Synopsis & Info:
Our Kind of Traitor revolves around the idea of things not being what they should, carrying the viewer through a fast paced tale of intrigue that centers around one man’s inability to deviate from his principles. The attractive British couple seem the marriage of opposites. Perry (Ewan McGregor) is a professor of poetics, what we would call a romantic, married to a successful barrister wife, Gail (Naomie Harris), who is the yang to his yin. On a holiday in Marrakech to rekindle romance, the relationship politics make it tough for Perry to fan the flames. What sparks off instead is a chance invite Perry receives from flamboyant Russian Dima, whose apparent wealth and excessive lifestyle dazzles Perry. In short order, Perry is drawn in to Dima’s personal circle and shone a kind of attention and affection otherwise missing from his life. Dima’s circle becomes a noose that slowly tightens around Perry’s neck.
While Gail is juggling her professional responsibilities during the couple’s holiday in Marrakech, Perry is now fully absorbed by charismatic Dima’s invitations. From the first night Perry meets Dima he is drawn in to a Russian party, a bacchanal in which Perry naively attempts to defend a woman from a heavily tattooed man. Dima laughs as Perry’s gentlemanly chivalry supersedes his common sense, the tattooed man a criminal with jailhouse mementos covering his skin would not be a smart opponent for a scrawny British professor. Dima takes Perry in to his confidence quickly, with typical bravado.
As Perry believes that all is as it appears to be, he is not terribly reluctant to help Dima, whose plea is to save not only himself but his family which includes two orphaned girls and Dima’s three children. Perry doesn’t think it a terrible risk to travel a USB memory stick back to the UK and deliver it to M16 at Heathrow as Dima implores him to. Perry accepts all of Dima’s invites without consulting his wife Gail, whose legal mind most likely would have shut down any such activity immediately. The further strain to the couple’s marriage shows, but now the events are set in motion and Gail is propelled in to Dima’s schemes through no fault of her own.

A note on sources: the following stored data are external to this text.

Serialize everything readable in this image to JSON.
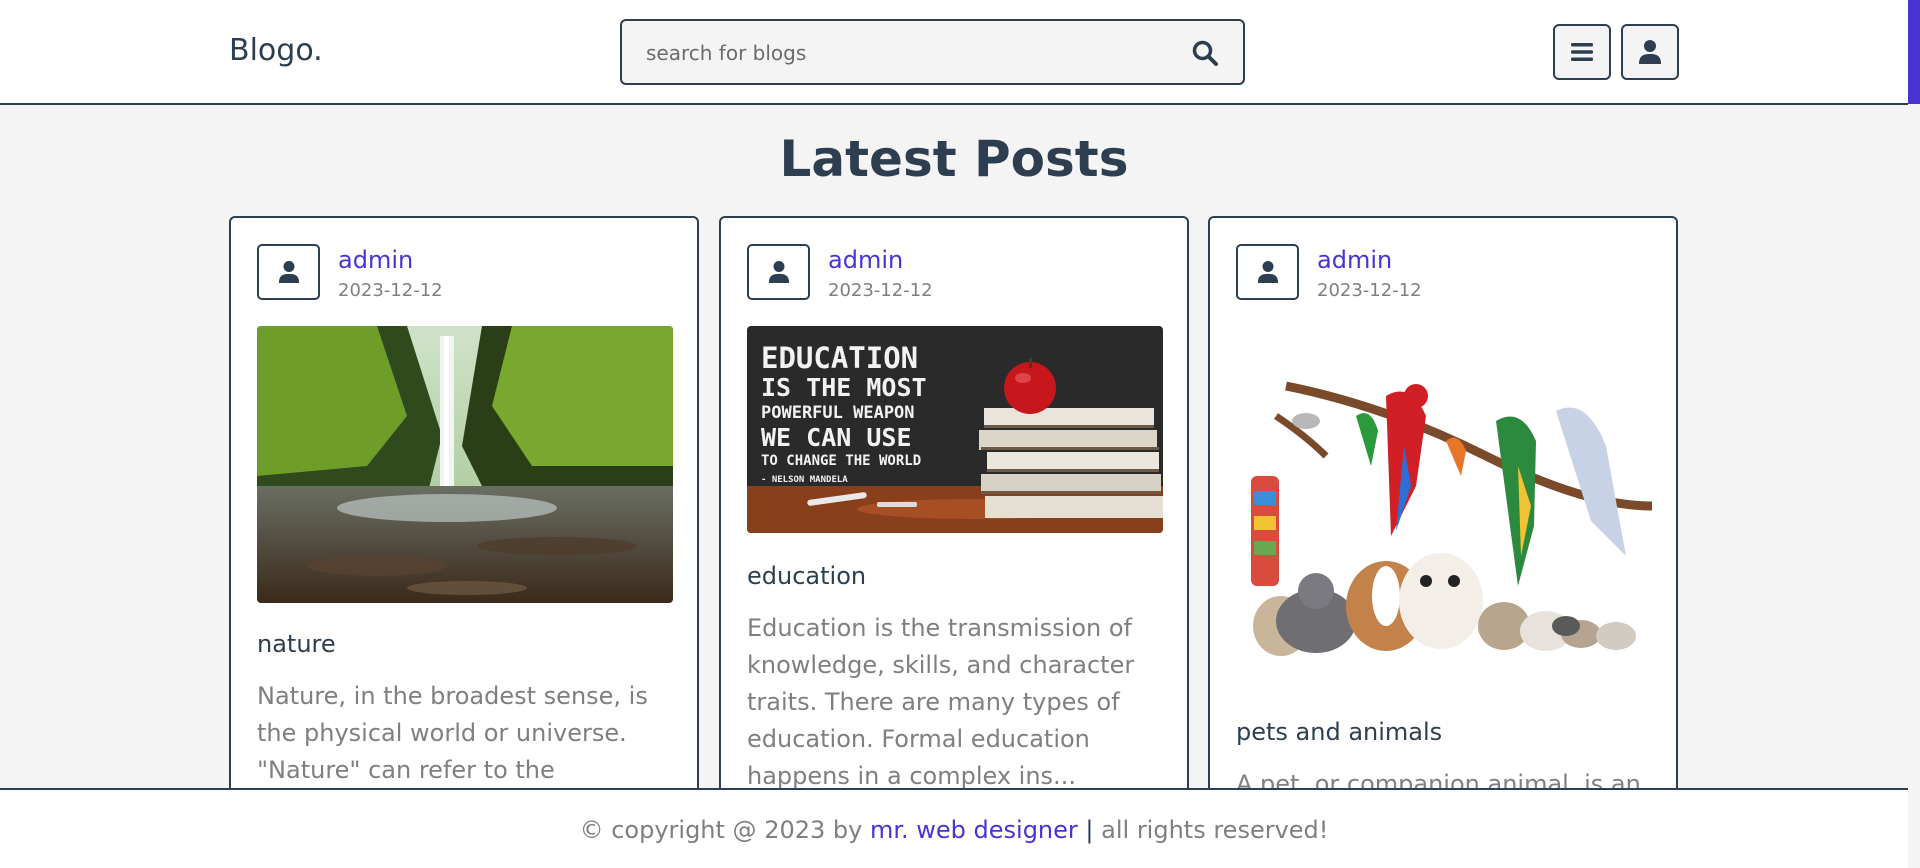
{
  "header": {
    "logo": "Blogo.",
    "search_placeholder": "search for blogs"
  },
  "main": {
    "title": "Latest Posts",
    "posts": [
      {
        "author": "admin",
        "date": "2023-12-12",
        "image": "waterfall-canyon-photo",
        "title": "nature",
        "excerpt": "Nature, in the broadest sense, is the physical world or universe. \"Nature\" can refer to the"
      },
      {
        "author": "admin",
        "date": "2023-12-12",
        "image": "chalkboard-books-apple-photo",
        "image_text": [
          "EDUCATION",
          "IS THE MOST",
          "POWERFUL WEAPON",
          "WE CAN USE",
          "TO CHANGE THE WORLD",
          "- NELSON MANDELA"
        ],
        "title": "education",
        "excerpt": "Education is the transmission of knowledge, skills, and character traits. There are many types of education. Formal education happens in a complex ins..."
      },
      {
        "author": "admin",
        "date": "2023-12-12",
        "image": "pets-parrots-dogs-cats-photo",
        "title": "pets and animals",
        "excerpt": "A pet, or companion animal, is an"
      }
    ]
  },
  "footer": {
    "prefix": "© copyright @ 2023 by ",
    "author_link": "mr. web designer",
    "separator": "|",
    "suffix": " all rights reserved!"
  },
  "colors": {
    "accent": "#4834d4",
    "primary": "#2c3e50",
    "muted": "#7f7f7f",
    "background": "#f4f4f4"
  }
}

The Prince personifies the somber and aggressive culture of the Vory, or Russian mafia. The new Prince is consolidating his inner circle and weeding out the old guard, his father’s people, a list that includes Dima. The mortal danger that Dima has placed Perry and Gail in by drawing them in to his world bubbles beneath the surface as the British couple continues to follow Dima’s plot. However, now that M16 is involved the intrigue widens considerably. London is a key player in the schemes that the Prince has for his new version of the Vory.
The slow motion opening shot of the film is a visual poetry of ballet that is superimposed against the snow dusted Russian countryside. Our Kind of Traitor travels through cold Russia to steamy Morocco, to the gray asphalt and grandiose architecture of London and Paris to the sweeping green beauty of the Alps. A journey of contradictions in both the characters and the settings occurs, where there is so much beauty there is also so much danger and corruption.
Perry carries the honor and burden of particularly British scruples, he is decidedly moral even while descending further in to the underworld of Dima’s reality. The decision Perry makes to help Dima is born not just from his belief system but also from the desire to leap out of the rut that his life and marriage have got stuck in. That leap of faith that Perry makes leads ultimately to the salvation of the characters involved in this story, who we would generically label as “the good guys”.
Our Kind of Traitor is based on the hit John le Carré novel, adapted for the screen by the writer of Drive Hossein Amini and directed superbly by the well experienced and acclaimed Sussana White. The cinematography of Anthony Dod Mantle and the music score by Marcelo Zarvos lend the story the visual and acoustic dynamics necessary to fully immerse the audience in the world of Perry, Gail, Dima, the Vory and the M16. Once past the gripping opening scene, the film has a hook in and doesn’t let go. As effective as Dima is in recruiting Perry for his needs, so the story captures the viewer to go along for the journey.